Just like you and I, cows need a mixture of different kinds of food to maintain a well-balanced diet. Just as kids are taught to eat their fruits and vegetables in order to “grow big and strong”, many farmers consult nutritionists to ensure their cows are eating a well-balanced diet.
Dairy cows require a lot of energy to make delicious and nutritious milk. Grass and corn grows very well in our temperate BC climate, so many farmers are able to produce local and nutritious food for their cows.
Farmers are usually able to store their grasses wet or dry. This ensures that cows will have feed all year round. Dry feed is usually cut and rolled into hay bales. Wet feed, called silage, is a mixture of fermented alfalfa, barley, and/or oats. These feeds are usually mixed in with dry hay, vitamins, minerals and other supplements to create what farmers call a “ration”. This mixture is usually specific to their herd, and may change based on the recommendations of a nutritionist or veterinarian.

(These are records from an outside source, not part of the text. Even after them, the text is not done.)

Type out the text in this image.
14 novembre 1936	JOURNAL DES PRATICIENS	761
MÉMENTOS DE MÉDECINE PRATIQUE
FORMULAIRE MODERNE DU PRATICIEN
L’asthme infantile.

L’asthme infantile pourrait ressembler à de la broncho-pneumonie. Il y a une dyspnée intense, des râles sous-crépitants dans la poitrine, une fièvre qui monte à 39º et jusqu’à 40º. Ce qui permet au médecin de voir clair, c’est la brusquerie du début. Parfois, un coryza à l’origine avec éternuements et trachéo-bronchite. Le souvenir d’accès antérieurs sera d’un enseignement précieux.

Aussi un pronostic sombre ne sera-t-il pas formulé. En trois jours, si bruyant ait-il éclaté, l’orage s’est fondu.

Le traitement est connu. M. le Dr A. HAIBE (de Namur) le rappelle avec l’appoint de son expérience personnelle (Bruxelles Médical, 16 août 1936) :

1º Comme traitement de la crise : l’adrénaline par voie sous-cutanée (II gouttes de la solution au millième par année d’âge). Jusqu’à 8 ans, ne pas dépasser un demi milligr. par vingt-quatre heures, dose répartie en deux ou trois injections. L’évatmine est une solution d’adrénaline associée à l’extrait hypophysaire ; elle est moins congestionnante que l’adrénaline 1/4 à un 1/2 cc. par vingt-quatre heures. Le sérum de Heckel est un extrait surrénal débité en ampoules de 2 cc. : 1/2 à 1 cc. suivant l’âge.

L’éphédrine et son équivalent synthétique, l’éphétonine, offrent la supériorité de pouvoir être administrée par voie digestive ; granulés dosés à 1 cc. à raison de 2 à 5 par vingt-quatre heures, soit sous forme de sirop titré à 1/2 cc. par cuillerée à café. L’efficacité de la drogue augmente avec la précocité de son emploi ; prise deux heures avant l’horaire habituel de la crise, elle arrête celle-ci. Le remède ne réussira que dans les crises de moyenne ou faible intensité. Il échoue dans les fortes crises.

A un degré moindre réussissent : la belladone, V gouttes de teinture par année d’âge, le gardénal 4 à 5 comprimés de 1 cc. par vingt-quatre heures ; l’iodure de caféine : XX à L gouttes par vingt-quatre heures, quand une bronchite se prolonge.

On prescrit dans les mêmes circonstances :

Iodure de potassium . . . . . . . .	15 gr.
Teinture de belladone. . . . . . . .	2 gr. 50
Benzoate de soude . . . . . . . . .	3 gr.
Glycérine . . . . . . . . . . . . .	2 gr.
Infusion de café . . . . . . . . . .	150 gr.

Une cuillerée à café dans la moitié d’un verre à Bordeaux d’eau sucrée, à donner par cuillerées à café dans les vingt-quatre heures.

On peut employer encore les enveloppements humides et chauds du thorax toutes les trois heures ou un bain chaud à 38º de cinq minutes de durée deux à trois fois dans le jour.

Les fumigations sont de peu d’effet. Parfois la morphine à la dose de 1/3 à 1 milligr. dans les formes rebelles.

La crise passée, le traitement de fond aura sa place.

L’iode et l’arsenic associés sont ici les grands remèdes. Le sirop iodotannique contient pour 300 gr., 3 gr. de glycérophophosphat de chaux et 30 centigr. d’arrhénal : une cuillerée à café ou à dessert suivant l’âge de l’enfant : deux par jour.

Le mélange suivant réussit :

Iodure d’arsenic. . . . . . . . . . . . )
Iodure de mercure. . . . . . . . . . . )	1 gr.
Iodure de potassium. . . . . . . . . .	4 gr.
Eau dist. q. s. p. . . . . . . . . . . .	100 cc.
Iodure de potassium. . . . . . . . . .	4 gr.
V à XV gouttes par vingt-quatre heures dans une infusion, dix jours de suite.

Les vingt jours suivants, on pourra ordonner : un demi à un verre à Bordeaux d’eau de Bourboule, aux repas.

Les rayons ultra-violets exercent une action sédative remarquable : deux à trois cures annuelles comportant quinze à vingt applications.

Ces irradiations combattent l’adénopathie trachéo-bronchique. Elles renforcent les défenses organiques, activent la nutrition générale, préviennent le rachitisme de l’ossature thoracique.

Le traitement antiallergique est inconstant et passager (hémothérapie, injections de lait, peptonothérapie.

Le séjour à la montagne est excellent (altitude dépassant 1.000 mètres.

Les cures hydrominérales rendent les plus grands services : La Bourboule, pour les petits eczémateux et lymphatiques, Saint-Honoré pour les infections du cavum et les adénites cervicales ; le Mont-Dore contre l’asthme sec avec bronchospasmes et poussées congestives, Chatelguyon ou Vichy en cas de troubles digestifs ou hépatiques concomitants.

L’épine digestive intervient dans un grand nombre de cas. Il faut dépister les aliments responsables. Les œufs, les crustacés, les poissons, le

Many grains, such as wheat, barley, and oats are also grown in BC, and provide cows with quality carbohydrates. Farmers may add in vitamins, minerals, and energy supplements into the feed to make sure that their cows are healthy and growing strong. For some farms, supplements can include a small amount of fats such as palm products (see DFC’s statement on palm products here). The use of supplements varies from farm to farm, and is typically less than 1% of a cow’s diet.
Did you know dairy cows love salt? “Salt licks” serve as electrolytes as they often carry essential nutrients such as calcium or vitamin D. These minerals help promote muscle development and blood flow, and maintain proper digestion.
The average dairy farm in BC has 145 milking cows. A farmer creates a TMR—total mixed ration—to blend together the dry and wet feeds, carbohydrates, vitamins, supplements and minerals. Cows can be picky, so this step is necessary! Cows will often use their nose to find their favourite feeds (and it’s usually the carbs!). Dairy cows are ruminants; this means, when they eat, they chew their food (called cud), swallow, and return the food to their mouth before chewing again. Cows can spend around eight hours a day chewing their cud!
Our hardworking dairy farmers ensure that cows are given a balanced diet in order to produce each glass of Canadian milk. Just like cows, our diets need a mixture of essential vitamins and minerals in order to fuel our day.